Baumtelefone und Zapfenweitwurf

Na, was gibt's denn da       -  Na, was gibt's denn da zu sehen.
Die Kinder haben in Hohenroth
ihren Spaß.
Foto: FOTO CHRISTOF | Na, was gibt's denn da zu sehen. Die Kinder haben in Hohenroth ihren Spaß.
Hammelburg/Hohenroth Ein Wald bietet für Kinder unzählige Spielmöglichkeiten: Blätterschlachten, Klettermeisterschaften und die Suche nach den richtigen Namen der Bäume. Ein Waldspaziergang kann zu einem echten Erlebnis werden, wenn ihr jetzt in den Herbstferien dem MAIN-POST-TIPP folgt und den Waldlehrpfad der SOS-Dorfgemeinschaft Hohenroth besucht. Dort begegnen Euch auf einem 1,5 Kilometer langen Rundkurs allerhand Aufgaben und Spielmöglichkeiten.

Los geht es hinter der Gärtnerei der Dorfgemeinschaft immer den Schildern nach. Sobald ihr den Wald erreicht habt, gibt es schon die ersten Aufgaben: Wie alt ist dieser Baum und wie heißt er? Wer es weiß, ist schon ein erfahrener Waldbesucher, für alle anderen gibt es nicht nur den Namen oder das Alter der Bäume sondern auch Informationen zu den jeweiligen Pflanzen - und dies kindgerecht und nicht zu lang. Nach diesem kurzen Stück Wald geht es raus auf eine Wiese bis zur ersten Station "Zapfenweitwurf".
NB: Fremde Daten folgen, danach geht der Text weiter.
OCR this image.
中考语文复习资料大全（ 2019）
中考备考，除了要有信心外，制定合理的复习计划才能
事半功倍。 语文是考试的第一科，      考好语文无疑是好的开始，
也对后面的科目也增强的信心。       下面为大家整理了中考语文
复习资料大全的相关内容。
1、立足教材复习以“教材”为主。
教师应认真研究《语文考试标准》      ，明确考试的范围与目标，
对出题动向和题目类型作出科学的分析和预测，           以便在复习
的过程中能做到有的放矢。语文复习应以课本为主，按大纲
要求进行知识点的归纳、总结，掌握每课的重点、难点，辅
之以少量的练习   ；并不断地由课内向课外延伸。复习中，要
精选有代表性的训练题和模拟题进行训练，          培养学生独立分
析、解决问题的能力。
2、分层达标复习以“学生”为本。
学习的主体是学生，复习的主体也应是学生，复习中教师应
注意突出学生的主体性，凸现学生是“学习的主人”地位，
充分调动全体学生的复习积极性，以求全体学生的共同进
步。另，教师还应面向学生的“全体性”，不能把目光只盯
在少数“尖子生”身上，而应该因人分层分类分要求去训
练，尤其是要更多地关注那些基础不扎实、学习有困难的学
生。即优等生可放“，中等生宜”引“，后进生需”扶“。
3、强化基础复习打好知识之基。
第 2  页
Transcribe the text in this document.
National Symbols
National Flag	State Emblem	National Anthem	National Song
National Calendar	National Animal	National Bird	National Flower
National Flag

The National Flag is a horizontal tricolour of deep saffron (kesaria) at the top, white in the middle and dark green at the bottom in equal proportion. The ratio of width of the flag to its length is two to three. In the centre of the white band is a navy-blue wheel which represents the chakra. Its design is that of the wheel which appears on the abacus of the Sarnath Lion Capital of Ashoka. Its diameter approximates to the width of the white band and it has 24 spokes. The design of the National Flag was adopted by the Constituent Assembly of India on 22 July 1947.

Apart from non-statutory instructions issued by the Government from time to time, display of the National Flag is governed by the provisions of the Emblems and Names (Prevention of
Dort soll der Zapfenberg auf dem Boden in die drei aufgehängten Eimer versenkt werden. Eine wahre Herausforderung für die Ballsportler

Nach dem Zapfenberg erwartet euch eine Weitsprunggrube, wie ihr sie sicherlich aus dem Sportunterricht kennt. Allerdings fehlen die Meterangaben am Rande der Grube. Stattdessen kann man sich mit den Sprungkünsten einiger Waldbewohner messen. Schafft ihr einen Sprung von 70 Zentimetern? Dann seid Ihr immerhin so weit gehüpft wie eine Waldmaus. Wer es mit einem Reh aufnehmen will, müsste allerdings sechs Meter weit springen.

Krokodile und Drachen

Nach diesen sportlichen Höchstleistungen folgt erst einmal ein gemütlicher Spaziergang in den Wald hinein, bis wir auf den Waldspielplatz stoßen. Dort wartet ein Krokodilbaumstamm ebenso darauf, erklettert zu werden, wie ein Drache. Für die Erwachsenen gibt es die Möglichkeit, das mitgebrachte Picknick auszupacken und eine kurze Rast einzulegen.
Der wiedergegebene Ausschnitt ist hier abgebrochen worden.